The Mock Tempest - The Plot

The Plot

Duffet's Mock Tempest is set not in any exotic location, but securely in the London familiar to its audience — specifically the lower reaches of contemporaneous London society. The storm that opens the play, in both the Shakespeare and Dryden/Davenant versions, is replaced in Duffet's by a riot in a brothel. Mother Stephania, a bawd, leads her cohort of pimps, prostitutes, and aristocratic customers in a valiant but vain effort to drive off an assault from the town's apprentices. The local watch carries off all the participants to Bridewell prison (the "enchanted castle"); there, the jailkeeper Prospero Whiffe reveals that the raid on the brothel was inspired by his ethereal spirit Ariel — a pickpocket.

The parody goes on to mangle the romances of Prospero's two daughters (called Dorinda and Hippolito, in Dryden and Davenant's adaptation). Dryden and Davenant made Hippolito and Dorinda ignorant of the opposite sex; Duffet's "Dorinda and Miranda" are very familiar with men, but get confused by the concept of a "husband" —

Dorinda: Husband, what's that?
Miranda: Why that's a thing like a man (for aught I know) with a great pair of horns upon his head, and my father said 'twas made for women, look ye.
Dorinda: What, must we ride to water upon't, sister?
Miranda: No, no, it must be our slave, and give us golden clothes, pray, that other men may lie with us in a civil way, and then it must father our children and keep them.
Dorinda: And when we are so old and ugly that nobody else will lie with us, must it lie with us itself?
Miranda: Aye, that it must, sister.

Along the way, Duffet mocks Davenant's musical adaptation of Macbeth, staged in 1664 but first printed in 1674. (Duffet also ridicules Davenent's Macbeth in his Epilogue to his burlesque of Elkanah Settle's The Empress of Morocco, another work of 1674.) The Duke of Mantua has a son who is a Quaker (his name is "Quakero"), allowing for comedy on that subject.

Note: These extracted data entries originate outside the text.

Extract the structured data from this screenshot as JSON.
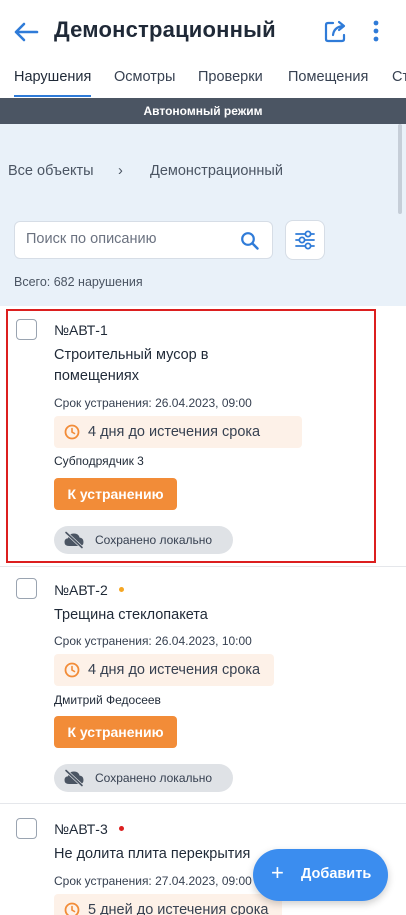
{
  "header": {
    "title": "Демонстрационный",
    "back_icon": "arrow-left-icon",
    "share_icon": "share-icon",
    "more_icon": "more-vertical-icon"
  },
  "tabs": [
    {
      "label": "Нарушения",
      "active": true
    },
    {
      "label": "Осмотры",
      "active": false
    },
    {
      "label": "Проверки",
      "active": false
    },
    {
      "label": "Помещения",
      "active": false
    },
    {
      "label": "Ст",
      "active": false
    }
  ],
  "offline_banner": "Автономный режим",
  "breadcrumb": {
    "root": "Все объекты",
    "separator": "›",
    "current": "Демонстрационный"
  },
  "search": {
    "placeholder": "Поиск по описанию",
    "value": ""
  },
  "total_text": "Всего: 682 нарушения",
  "cards": [
    {
      "number": "№АВТ-1",
      "description_lines": [
        "Строительный мусор в",
        "помещениях"
      ],
      "deadline": "Срок устранения: 26.04.2023, 09:00",
      "countdown": "4 дня до истечения срока",
      "assignee": "Субподрядчик 3",
      "status_button": "К устранению",
      "saved_label": "Сохранено локально",
      "priority_dot": null
    },
    {
      "number": "№АВТ-2",
      "description_lines": [
        "Трещина стеклопакета"
      ],
      "deadline": "Срок устранения: 26.04.2023, 10:00",
      "countdown": "4 дня до истечения срока",
      "assignee": "Дмитрий Федосеев",
      "status_button": "К устранению",
      "saved_label": "Сохранено локально",
      "priority_dot": "#f5a623"
    },
    {
      "number": "№АВТ-3",
      "description_lines": [
        "Не долита плита перекрытия"
      ],
      "deadline": "Срок устранения: 27.04.2023, 09:00",
      "countdown": "5 дней до истечения срока",
      "assignee": "",
      "status_button": "",
      "saved_label": "",
      "priority_dot": "#dc1f1f"
    }
  ],
  "fab": {
    "label": "Добавить",
    "icon": "+"
  },
  "colors": {
    "accent": "#3b8def",
    "status_orange": "#f28c38",
    "highlight_red": "#dc1f1f"
  }
}
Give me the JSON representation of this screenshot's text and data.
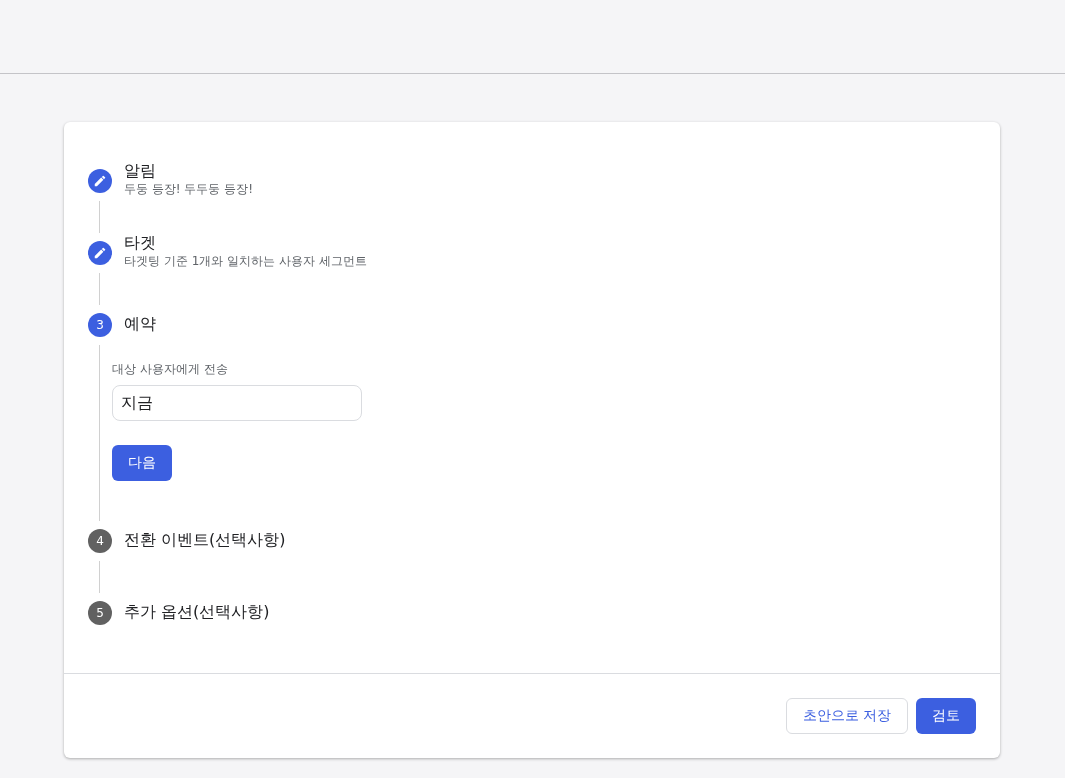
{
  "steps": [
    {
      "kind": "edited",
      "title": "알림",
      "subtitle": "두둥 등장! 두두둥 등장!"
    },
    {
      "kind": "edited",
      "title": "타겟",
      "subtitle": "타겟팅 기준 1개와 일치하는 사용자 세그먼트"
    },
    {
      "kind": "current",
      "number": "3",
      "title": "예약",
      "form": {
        "label": "대상 사용자에게 전송",
        "value": "지금",
        "button": "다음"
      }
    },
    {
      "kind": "upcoming",
      "number": "4",
      "title": "전환 이벤트(선택사항)"
    },
    {
      "kind": "upcoming",
      "number": "5",
      "title": "추가 옵션(선택사항)"
    }
  ],
  "footer": {
    "buttons": [
      {
        "kind": "outlined",
        "label": "초안으로 저장"
      },
      {
        "kind": "filled",
        "label": "검토"
      }
    ]
  }
}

And there is also "talk or enactment of drunkenness, violence, mutilation, cannibalism; of pimping, prostitution, adultery, incest; of hypocrisy, cowardice, torture, execution; of urine, vermin, venereal disease; of deviance, dissolution, and death."

The last act of Duffet's play features a parody of Ariel's song "Where the bee sucks, there suck I" from the final scene of The Tempest. Duffet's version is "Where good ale is, there suck I." The parody version was sung by Betty Mackerel, an orange vender who was promoted to the stage.

The Mock Tempest may have been revived in 1682.